Jun 26, 2009. 11:44 AMJavin007 says:
If I'm understanding your math correctly, it would take almost two weeks to produce the same amount of electricity that's in a single AAA. This is also the equivalent of 32 AAA batteries in a year (assuming that this can run non-stop for a year with no additional resources.) I think (just guessing)the electricity used to create the PVC piping (melting plastic, shaping, etc) as well as any other resources used to create the product (chemicals, filters, etc) would significantly outweigh the electricity it produced unless it was kept running non-stop for many, many, many years. Compare the 57W per year with the 3000W per hour of a home generator that runs on gasoline. Even running on a fossil fuel, the home generator would be far, far more "green" than one of these devices. Even more so if the home generator is running on ethanol (which can be made at home). In order to create the same amount of electricity that you would get from a home generator, you would have to build 454,546 of these devices (running at peak efficiency according to Logan at Penn State) running in serial. Half a million of these devices would be many hundreds of times more damaging than a single $300 generator. I think when you consider the impact to output ratio, this device is actually quite "un-green" in the long run. Now, if it were made (which it could not be) 100% out of stuff found in a landfill, it'd be a different story. But the production of the necessary chemicals alone would be enough for me to consider this device (and many like it, I'm not specifically trying to pick on you) to be "dirty" energy.
Jun 24, 2009. 7:47 AMbobtannica says:
I will be eagerly watching for further developments! Thanks again for the great 'able.
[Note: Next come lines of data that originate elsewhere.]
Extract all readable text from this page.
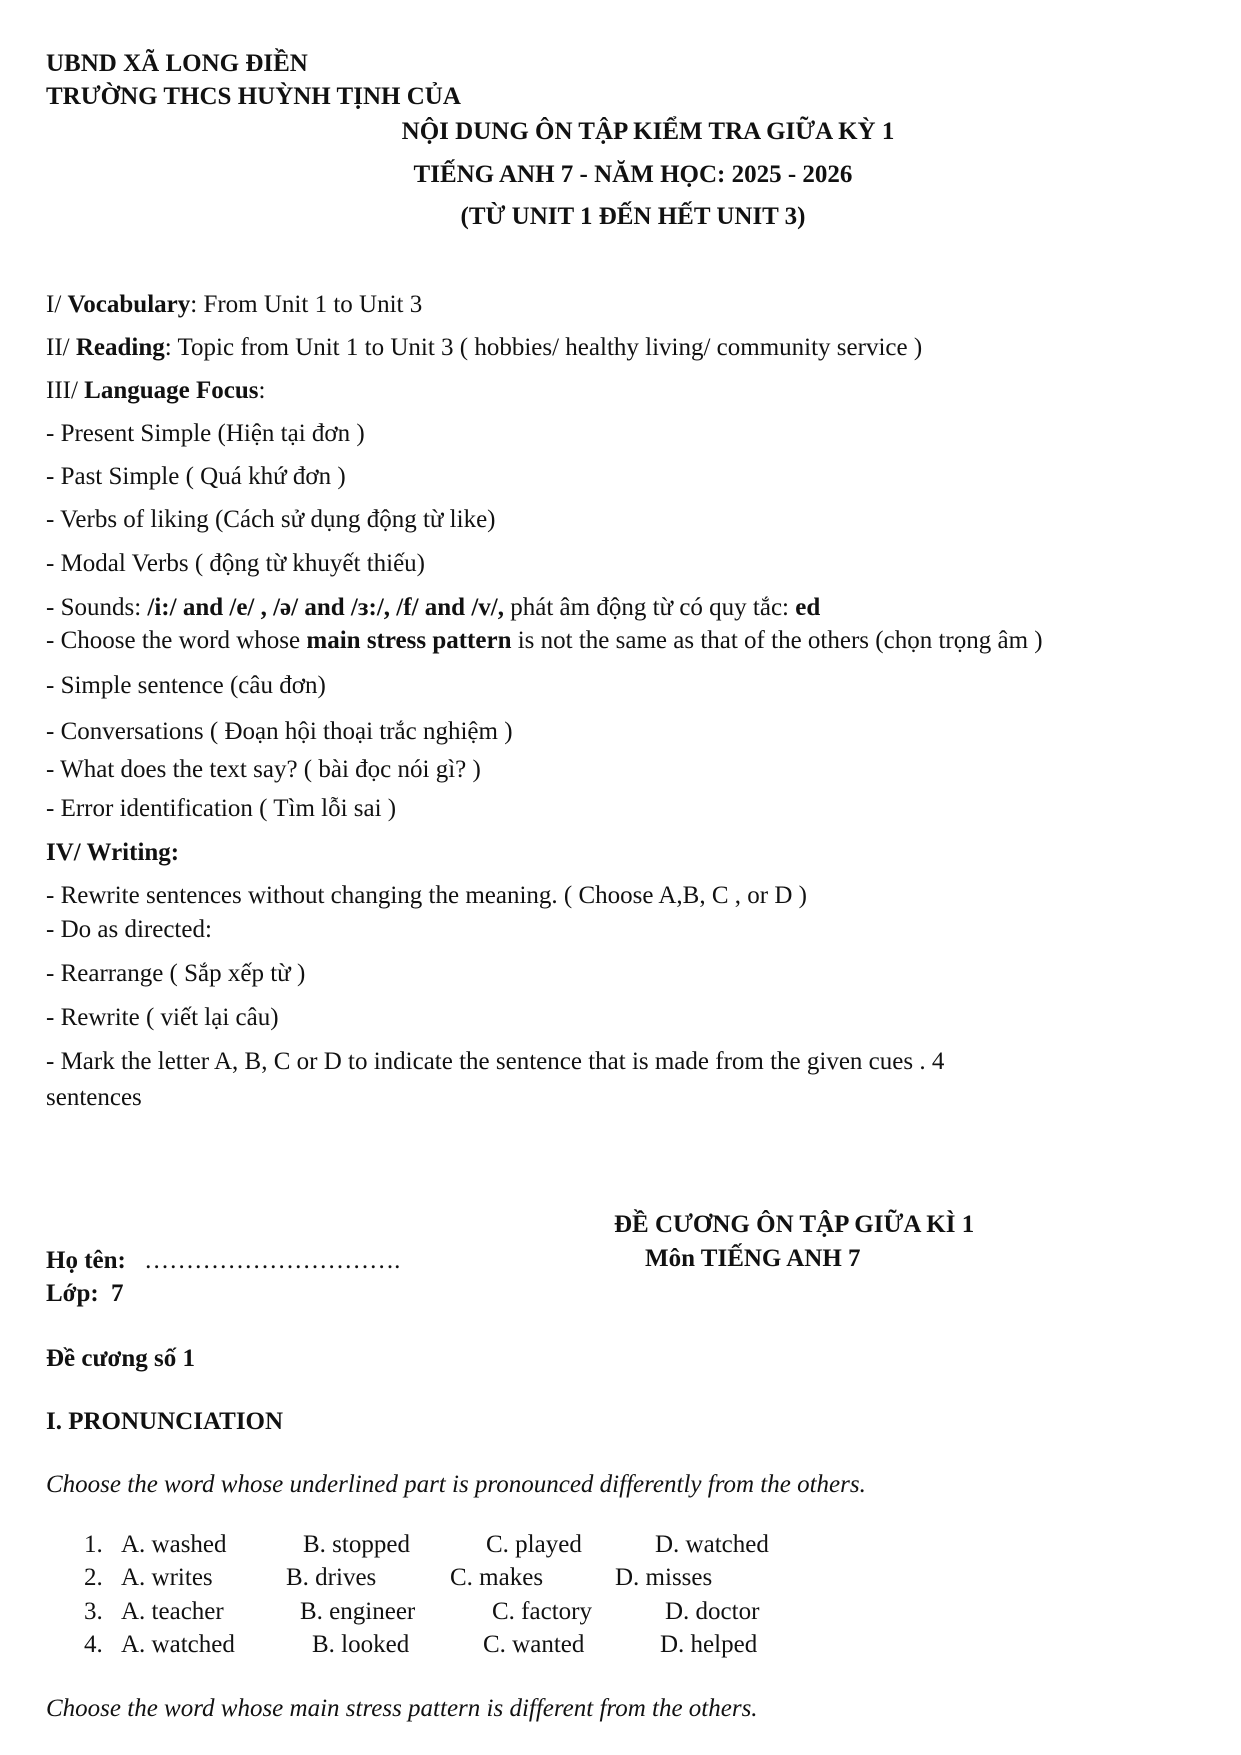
UBND XÃ LONG ĐIỀN
TRƯỜNG THCS HUỲNH TỊNH CỦA
NỘI DUNG ÔN TẬP KIỂM TRA GIỮA KỲ 1
TIẾNG ANH 7 - NĂM HỌC: 2025 - 2026
(TỪ UNIT 1 ĐẾN HẾT UNIT 3)
I/ Vocabulary: From Unit 1 to Unit 3
II/ Reading: Topic from Unit 1 to Unit 3 ( hobbies/ healthy living/ community service )
III/ Language Focus:
- Present Simple (Hiện tại đơn )
- Past Simple ( Quá khứ đơn )
- Verbs of liking (Cách sử dụng động từ like)
- Modal Verbs ( động từ khuyết thiếu)
- Sounds: /i:/ and /e/ , /ə/ and /ɜ:/, /f/ and /v/, phát âm động từ có quy tắc: ed
- Choose the word whose main stress pattern is not the same as that of the others (chọn trọng âm )
- Simple sentence (câu đơn)
- Conversations ( Đoạn hội thoại trắc nghiệm )
- What does the text say? ( bài đọc nói gì? )
- Error identification ( Tìm lỗi sai )
IV/ Writing:
- Rewrite sentences without changing the meaning. ( Choose A,B, C , or D )
- Do as directed:
- Rearrange ( Sắp xếp từ )
- Rewrite ( viết lại câu)
- Mark the letter A, B, C or D to indicate the sentence that is made from the given cues . 4
sentences
ĐỀ CƯƠNG ÔN TẬP GIỮA KÌ 1
Môn TIẾNG ANH 7
Họ tên: ………………………….
Lớp: 7
Đề cương số 1
I. PRONUNCIATION
Choose the word whose underlined part is pronounced differently from the others.
1. A. washed	B. stopped	C. played	D. watched
2. A. writes	B. drives	C. makes	D. misses
3. A. teacher	B. engineer	C. factory	D. doctor
4. A. watched	B. looked	C. wanted	D. helped
Choose the word whose main stress pattern is different from the others.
Jun 20, 2009. 11:55 PMbobtannica says:
Fascinating 'able you have here. Can I suggest a few more pictures re the charging and operating section? Could these be hooked to others for more power? (in series or parallel?) Are there temperature parameters? (Min/Max) Approximately how long will this last overall, not just between "feedings". Really interesting and thought provoking. Thanks for your effort and sharing!
Jun 21, 2009. 7:35 AMbobtannica says:
I guess my only concern with using nafion is sourced at the same place as my "affection" for the gelatin salt bridge that you concocted. It is readily available to the common man, such as myself. I certainly applaud any and all efforts at scaling this up and making it usable for the general population, however, I love the instructability of your alpha. Thanks again.